A good test for whether a "dumb" character is well-written is whether the other characters recognize the stupidity. In FF12, they do. Constantly. Balthier's exasperation with Vaan is a running thread. Fran regards him with quiet bemusement. Ashe barely tolerates his presence. Even Penelo, his childhood friend, spends half the game managing his impulses. The adults in the room know what we know — this kid is in over his head — and the game lets you share their perspective while still seeing the world through his.
There's a moment at the Phon Coast where Vaan and Penelo run ahead of the adults to play along the shore. It's a tiny scene. But it crystallizes what FF12 is doing with these two: they're kids caught in a war that isn't theirs, and occasionally their youth breaks through the political gravity. Even the way cutscenes are "shot" reinforces this — Vaan, Penelo, and the camera often linger at the edges of rooms while Ashe and Basch negotiate with powers far above them. You're watching the story from the cheap seats. That's intentional.
Where the Case Falls Apart: Bhujerba and Beyond
Here's where I have to be honest: the defense only stretches so far. After Bhujerba — roughly the game's midpoint — Vaan's narrative purpose evaporates. His POV function becomes redundant because by that point, the player already understands Ivalice's political world. His personal arc — avenging his brother Reks, who died in the war — is resolved in a scene so brief and underdeveloped that you might miss it. And his dream of being a sky pirate never develops into anything meaningful until the game's final moments, when it's too late to feel earned.
The mistake isn't Vaan's existence. It's that the writers front-loaded his purpose and then ran out of things for him to do. Compare him to Tidus in Final Fantasy X — another outsider POV character — and the gap is stark. Tidus's ignorance of Spira drives the entire game. His questions unravel the world's deepest secrets. His relationship with Yuna gives the story its emotional core. Vaan asks good questions in Act 1 and then stands around in Act 3 while Ashe and Basch do the heavy lifting.
Leave him at Bhujerba, I used to say. Better yet, have him kidnapped and never seen again. There's an excellent opportunity during the "I'm Captain Basch!" scene — drag the kid away, let the story breathe. But here's the thing: if you do that, you lose the Phon Coast scene. You lose the way the camera watches from below. You lose the contrast between youth and war that gives FF12 its quiet humanity. And you lose the ending — Vaan flying a ship of his own, his dream realized not through heroism but through proximity to people who changed the world while he watched.
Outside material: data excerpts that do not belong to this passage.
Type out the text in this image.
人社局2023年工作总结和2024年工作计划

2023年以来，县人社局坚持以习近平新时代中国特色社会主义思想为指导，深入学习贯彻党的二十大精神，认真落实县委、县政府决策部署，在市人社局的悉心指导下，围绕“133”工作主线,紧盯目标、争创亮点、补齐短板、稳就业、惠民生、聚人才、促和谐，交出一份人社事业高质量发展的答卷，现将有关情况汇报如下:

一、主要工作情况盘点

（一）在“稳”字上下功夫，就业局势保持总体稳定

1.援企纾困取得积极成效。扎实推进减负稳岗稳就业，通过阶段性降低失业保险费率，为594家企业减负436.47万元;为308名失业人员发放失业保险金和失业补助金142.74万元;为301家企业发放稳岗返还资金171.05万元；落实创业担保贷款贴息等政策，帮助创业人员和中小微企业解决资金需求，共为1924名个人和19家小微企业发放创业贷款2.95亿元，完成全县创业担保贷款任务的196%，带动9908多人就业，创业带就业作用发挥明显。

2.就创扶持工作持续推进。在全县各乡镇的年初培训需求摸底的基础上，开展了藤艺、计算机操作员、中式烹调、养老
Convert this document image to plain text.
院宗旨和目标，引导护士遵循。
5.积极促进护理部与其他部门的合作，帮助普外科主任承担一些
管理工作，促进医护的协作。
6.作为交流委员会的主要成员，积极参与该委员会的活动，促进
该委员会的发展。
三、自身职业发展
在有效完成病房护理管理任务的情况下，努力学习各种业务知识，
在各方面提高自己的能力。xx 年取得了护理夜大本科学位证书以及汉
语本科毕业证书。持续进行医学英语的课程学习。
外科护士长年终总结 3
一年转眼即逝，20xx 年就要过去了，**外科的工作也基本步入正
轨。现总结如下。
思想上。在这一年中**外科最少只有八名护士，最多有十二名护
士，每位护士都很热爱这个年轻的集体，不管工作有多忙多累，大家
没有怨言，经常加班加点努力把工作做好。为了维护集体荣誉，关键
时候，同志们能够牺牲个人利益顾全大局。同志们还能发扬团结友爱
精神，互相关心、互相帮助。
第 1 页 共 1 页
The Zodiac Age Verdict: A Flawed Case, Honestly Made
The Zodiac Age didn't fix Vaan. It couldn't — his problems are baked into the script, not the systems. But The Zodiac Age did fix Final Fantasy XII, transforming it from a divisive PS2 experiment into one of the best games in the franchise. The dual Zodiac Job Boards give every character — including Vaan — mechanical identity. The speed-up feature makes the Gambit system's passive combat engaging rather than tedious. And the visual remaster makes Ivalice look like the world it always deserved to be.
Vaan remains the weakest protagonist in mainline Final Fantasy. That's not controversial. But "weakest protagonist" doesn't mean "bad design decision." He's a camera in a world that needed one. He's a kid in a story about adults. He's a compromise between marketing and artistry that the writers made work — for about two-thirds of the game. The last third, he's dead weight. I know it. The game knows it. Balthier definitely knows it.
But I'd rather have an imperfect POV character in a masterfully built world like Ivalice than a perfect protagonist in a world that doesn't deserve the attention. Vaan earned his place in FF12. Just barely. And if you disagree — honestly, I get it. He could have been left at Bhujerba. I just don't think the game would have been better for it.